35 Melting Permafrost May Rev Up Global Warming
By 2100 Siberia as we know it may not exist—all that frozen ground may have thawed. The defrosting could release nearly 1,000 gigatons of carbon stored in the permafrost and hasten global warming, according to a report in June. The unnerving new estimate puts permafrost up there with soils (1,500 gigatons) and vegetation (650 gigatons), Earth's second and third largest repositories of carbon after the oceans. In a separate study, Katey Walter, an aquatic ecologist at the University of Alaska at Fairbanks, showed that much of this buried carbon may emerge as methane, a greenhouse gas some 20 times more powerful than carbon dioxide. One type of permafrost called yedoma is full of grass roots, bones, and other biological material. For tens of thousands of years, this organic matter has been in cold storage; when permafrost melts, it gives rise to thaw lakes, where the organics decompose and release bubbles of methane. While monitoring two Arctic thaw lakes for 13 months, Walter's team found that they gave off five times as much methane as previously estimated. She also showed that the lakes are growing, potentially starting a feedback loop that could lead to more rapid warming.
Samir S. Patel

52 Storms May Be Getting Worse
In 2005 MIT climatologist Kerry Emanuel stirred intense debate with a study indicating that global warming had caused hurricanes to nearly double in strength since the 1970s. In 2006 other researchers rushed in to test the claim. Their studies strengthen the theory that a warmer climate heats the ocean surface and fuels massive storms. But the core question—is global warming leading to more extreme weather?—remains frustratingly unresolved.
Although hurricane records date back more than a century, they have been gathered using techniques of varying accuracy, such that it is often hard to compare new data with old. This motley record has divided researchers. Meteorologists, attuned to ever-shifting daily weather, are less familiar and less comfortable with the long-term data set. Climatologists, who study longer timescales and are used to working with incomplete records, have more faith in the data, yet know less about the day-to-day dynamics of hurricanes.
"Tropical meteorologists, we're a skeptical bunch," says John Knaff of Colorado State University.
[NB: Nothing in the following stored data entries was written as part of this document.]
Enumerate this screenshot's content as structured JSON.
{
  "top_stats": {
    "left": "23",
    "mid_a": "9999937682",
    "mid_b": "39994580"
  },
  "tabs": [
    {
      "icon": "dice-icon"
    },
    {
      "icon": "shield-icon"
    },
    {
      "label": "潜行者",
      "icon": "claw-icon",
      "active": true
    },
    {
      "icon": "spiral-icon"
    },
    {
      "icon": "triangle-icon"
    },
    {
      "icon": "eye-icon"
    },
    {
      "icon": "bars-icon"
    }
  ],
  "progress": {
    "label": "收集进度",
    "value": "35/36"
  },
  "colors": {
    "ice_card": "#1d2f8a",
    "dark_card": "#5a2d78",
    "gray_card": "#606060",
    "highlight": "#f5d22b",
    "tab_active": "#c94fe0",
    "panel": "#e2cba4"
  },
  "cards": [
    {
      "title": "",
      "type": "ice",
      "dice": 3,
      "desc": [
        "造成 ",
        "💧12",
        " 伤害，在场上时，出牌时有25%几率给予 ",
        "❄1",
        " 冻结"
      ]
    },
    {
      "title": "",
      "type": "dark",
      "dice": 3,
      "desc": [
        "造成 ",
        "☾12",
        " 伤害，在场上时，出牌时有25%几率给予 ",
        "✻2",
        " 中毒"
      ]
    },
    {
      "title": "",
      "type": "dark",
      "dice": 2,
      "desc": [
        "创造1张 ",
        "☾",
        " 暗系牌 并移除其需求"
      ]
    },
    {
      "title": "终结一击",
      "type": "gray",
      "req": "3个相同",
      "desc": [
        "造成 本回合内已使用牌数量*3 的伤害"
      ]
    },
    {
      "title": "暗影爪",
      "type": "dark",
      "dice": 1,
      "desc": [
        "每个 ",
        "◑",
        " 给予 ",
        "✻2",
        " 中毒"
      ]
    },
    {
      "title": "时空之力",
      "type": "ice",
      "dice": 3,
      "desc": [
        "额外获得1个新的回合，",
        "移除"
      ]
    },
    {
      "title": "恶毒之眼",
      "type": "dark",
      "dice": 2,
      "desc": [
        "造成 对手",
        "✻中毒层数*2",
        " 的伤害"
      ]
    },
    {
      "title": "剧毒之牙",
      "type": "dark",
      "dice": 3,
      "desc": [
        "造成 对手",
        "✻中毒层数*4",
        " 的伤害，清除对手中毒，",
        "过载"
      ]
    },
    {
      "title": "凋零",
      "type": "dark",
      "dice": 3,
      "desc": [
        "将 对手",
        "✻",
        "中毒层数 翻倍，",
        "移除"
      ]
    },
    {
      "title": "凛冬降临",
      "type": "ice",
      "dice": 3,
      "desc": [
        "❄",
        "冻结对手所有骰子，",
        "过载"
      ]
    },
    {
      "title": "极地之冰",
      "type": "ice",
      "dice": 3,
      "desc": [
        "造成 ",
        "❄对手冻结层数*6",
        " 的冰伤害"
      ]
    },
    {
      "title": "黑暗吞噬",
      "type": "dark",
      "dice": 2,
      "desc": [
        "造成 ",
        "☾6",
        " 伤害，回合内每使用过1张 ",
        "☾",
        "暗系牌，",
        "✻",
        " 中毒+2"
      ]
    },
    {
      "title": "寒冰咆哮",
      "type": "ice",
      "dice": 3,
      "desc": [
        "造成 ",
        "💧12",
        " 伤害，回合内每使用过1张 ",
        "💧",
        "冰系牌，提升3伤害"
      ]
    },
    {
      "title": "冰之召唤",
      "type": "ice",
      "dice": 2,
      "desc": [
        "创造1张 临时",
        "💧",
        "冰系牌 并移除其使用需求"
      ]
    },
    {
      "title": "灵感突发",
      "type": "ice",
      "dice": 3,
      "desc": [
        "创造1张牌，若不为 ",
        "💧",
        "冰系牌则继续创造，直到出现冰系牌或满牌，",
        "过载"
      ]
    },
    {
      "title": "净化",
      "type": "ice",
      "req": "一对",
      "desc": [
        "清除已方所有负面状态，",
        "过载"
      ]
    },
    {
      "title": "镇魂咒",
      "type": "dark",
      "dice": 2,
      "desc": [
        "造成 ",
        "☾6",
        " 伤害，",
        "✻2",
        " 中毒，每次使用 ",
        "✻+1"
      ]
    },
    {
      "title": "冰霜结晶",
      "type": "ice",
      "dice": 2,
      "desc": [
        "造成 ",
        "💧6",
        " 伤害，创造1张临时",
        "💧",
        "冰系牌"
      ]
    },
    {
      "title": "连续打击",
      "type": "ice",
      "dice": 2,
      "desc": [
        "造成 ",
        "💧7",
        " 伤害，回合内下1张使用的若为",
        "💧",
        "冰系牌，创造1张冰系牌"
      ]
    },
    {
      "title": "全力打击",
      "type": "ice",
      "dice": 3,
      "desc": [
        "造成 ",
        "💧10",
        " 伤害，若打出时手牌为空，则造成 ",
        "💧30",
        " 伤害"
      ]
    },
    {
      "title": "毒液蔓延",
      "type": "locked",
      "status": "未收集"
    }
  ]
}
Kevin Trenberth, a climatologist at the National Center for Atmospheric Research, counters that the hurricane records, although messy and full of confounding factors, can reveal long-term trends, particularly in the Atlantic.
So far, the results from climate models do not match the dramatic rise in storm intensity seen by Emanuel. But researchers on both sides agree that current models are still inadequate. Georgia Tech climatologist Peter Webster and others are looking at better ways to mine the hurricane record by excluding the most heavily disputed data.
Webster is now studying the duration of the hurricane season each year, from the first tropical cyclone to the last. His findings, which are not yet published, are not reassuring. "The length of the hurricane season has been expanding," he says, "increasing by about five days per decade—about 15 days since 1970."
Elise Kleeman
Katrina. Rita. Wilma. Are humans to blame?
Discover talks hurricanes with meteorologist William Gray, one of the world's most famous hurricane experts.
61 Ancient Rain Settles Sierra's Age
Geologists at Stanford settled a long-simmering dispute over the age of the Sierra Nevada range by studying gravel that was soaked with rainwater eons ago. The residue of trapped water contains both regular hydrogen atoms and a heavier isotope, deuterium. Deuterium-laden water falls at lower altitudes, so the ratio of isotopes can indicate how high the gravel was when the rain fell. The ratios in Sierra samples 45 million years old resemble those in modern rainfall from the same locations, which suggests the range's height hasn't changed for tens of millions of years. Most scientists had put the Sierras' age at under 5 million years old.